Tuesday evening’s distributed
denial of service (DDoS) attack
on the 13 copies of the U.S. root
server should serve as a warning to every company employing DNS, said the
inventor of the technology Wednesday.

Paul Mockapetris, who was one of the primary architects on the DNS project
and currently serves as chief scientist at Nominum, a DNS consulting and
management firm, said there is nothing in particular a company can do
against a threat as unsophisticated — yet effective — as a DDOS using
ping floods.

Essentially, ping flooding — the unceasing transfer of ping requests to a
DNS server from any number of computers — is like a brute force attack on
a password or algorithm; the constant barrage inevitably leads to a breach,
or in the case of the U.S. root servers, a slowdown or shutdown.

“There are more sophisticated attacks that are possible, and I think that’s
really the danger from the standpoint of the root system,” Mockapetris said.

The Internet Corporation for Assigned Names and Numbers (ICANN) entrusted
13 organizations with copies of the U.S. root server, the backbone for
.com, .net, .org and others. According to Mary Hewitt, ICANN spokesperson,
the organizations at the affected sites were running the latest security.

“I think the fact the servers were only down for an hour at the most says
something about our security,” she said.

While there’s not much a company can do against a DDoS, what people need to
watch out for, Mockapetris said, is the sophisticated attacks that aren’t
always as easy to spot.
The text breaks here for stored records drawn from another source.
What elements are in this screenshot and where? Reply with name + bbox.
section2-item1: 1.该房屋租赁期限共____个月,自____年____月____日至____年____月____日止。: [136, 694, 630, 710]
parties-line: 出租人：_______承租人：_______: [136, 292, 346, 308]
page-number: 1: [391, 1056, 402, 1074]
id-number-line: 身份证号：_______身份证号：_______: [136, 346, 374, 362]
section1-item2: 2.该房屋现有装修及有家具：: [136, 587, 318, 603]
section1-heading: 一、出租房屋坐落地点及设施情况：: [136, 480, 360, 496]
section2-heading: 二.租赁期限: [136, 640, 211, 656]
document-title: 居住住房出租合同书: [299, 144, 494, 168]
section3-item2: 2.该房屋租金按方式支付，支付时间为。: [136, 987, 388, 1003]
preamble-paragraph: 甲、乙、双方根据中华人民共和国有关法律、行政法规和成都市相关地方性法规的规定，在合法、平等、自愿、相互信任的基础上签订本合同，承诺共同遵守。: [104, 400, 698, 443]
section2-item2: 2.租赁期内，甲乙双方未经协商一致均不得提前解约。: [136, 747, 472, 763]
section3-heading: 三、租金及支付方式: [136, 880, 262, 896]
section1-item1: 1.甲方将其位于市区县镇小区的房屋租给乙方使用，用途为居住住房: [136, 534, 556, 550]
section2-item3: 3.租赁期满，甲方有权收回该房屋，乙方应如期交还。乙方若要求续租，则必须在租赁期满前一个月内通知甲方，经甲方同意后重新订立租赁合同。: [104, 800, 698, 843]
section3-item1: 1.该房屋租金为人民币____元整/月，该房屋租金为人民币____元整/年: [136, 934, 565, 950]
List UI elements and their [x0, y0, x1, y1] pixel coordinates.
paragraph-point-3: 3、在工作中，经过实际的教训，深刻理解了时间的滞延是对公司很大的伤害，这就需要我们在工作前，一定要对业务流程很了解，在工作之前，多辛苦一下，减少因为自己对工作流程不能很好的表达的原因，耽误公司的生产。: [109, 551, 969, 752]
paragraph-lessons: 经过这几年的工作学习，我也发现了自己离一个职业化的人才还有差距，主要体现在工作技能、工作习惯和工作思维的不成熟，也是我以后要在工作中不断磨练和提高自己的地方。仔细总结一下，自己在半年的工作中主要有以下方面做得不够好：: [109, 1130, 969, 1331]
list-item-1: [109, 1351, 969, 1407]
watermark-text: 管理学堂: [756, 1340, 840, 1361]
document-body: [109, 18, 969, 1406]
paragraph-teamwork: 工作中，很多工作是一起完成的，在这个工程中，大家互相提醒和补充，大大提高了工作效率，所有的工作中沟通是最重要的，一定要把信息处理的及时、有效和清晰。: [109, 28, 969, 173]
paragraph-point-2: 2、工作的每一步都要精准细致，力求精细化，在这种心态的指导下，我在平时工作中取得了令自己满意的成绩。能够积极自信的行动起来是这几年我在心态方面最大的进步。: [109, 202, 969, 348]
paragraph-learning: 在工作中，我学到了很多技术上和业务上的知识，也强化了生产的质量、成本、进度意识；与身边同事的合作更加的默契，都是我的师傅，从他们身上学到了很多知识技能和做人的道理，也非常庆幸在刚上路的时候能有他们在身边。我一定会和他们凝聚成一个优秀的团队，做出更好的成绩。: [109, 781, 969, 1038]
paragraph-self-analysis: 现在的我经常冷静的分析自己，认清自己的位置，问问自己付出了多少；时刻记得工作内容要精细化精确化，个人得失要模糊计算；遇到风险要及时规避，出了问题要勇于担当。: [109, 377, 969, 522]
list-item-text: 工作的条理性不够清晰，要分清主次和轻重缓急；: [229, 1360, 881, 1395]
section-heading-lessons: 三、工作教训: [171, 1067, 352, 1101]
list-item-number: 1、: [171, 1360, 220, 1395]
In the case of ping flooding, the attack is
usually signaled by a massive influx in traffic, easily visualized in a
data traffic report.

Others aren’t so easy to track, and are much harder to spot. DNS cache
poisoning happens when an attacker spoofs cache information and redirects a
network connection or blocks access. IP sequence prediction attacks, on
the other hand, grab the IP packet sequence number from the victim’s
machine and trick the machine into thinking its talking with a legitimate
server. From there, the attacker can run the server.

Mockapetris recommends every company check to make sure their DNS server
has the following:

  • A backup copy of the root server in case the “live” copy is
    compromised.
  • The necessary infrastructure in place, so that if a company is brought
    down by a DDoS it doesn’t affect the entire network. Mockapetris suggests
    a separate server for intranet communications.
  • Capacity is key – prepare in advance for a DDoS attack by having twice
    the capacity available as used on a daily basis. That won’t always work,
    he said, because Tuesday’s attacks spiked at 10 times the normal
    capacity. But any extra capacity will help.

DNS is one of those unglamorous areas of IT that nobody thinks much about
until something goes wrong. Case in point: last year Microsoft.com was broughtto its knees for almost a week because an attacker found a point of
weakness in the company’s DNS.

The cause of the collapse? A flaw in the company’s DNS infrastructure,
where there was only one router standing between Microsoft’s internal
network and its Internet connection. Shutting down the site was the
relatively easy matter of finding a weakness in that one router. Although
Microsoft had many servers segmenting its network, there was only one DNS
handling all the different network.

Paul Mockapetris’ name was originally spelled incorrectly and has since been corrected. Internetnews.com regrets the error.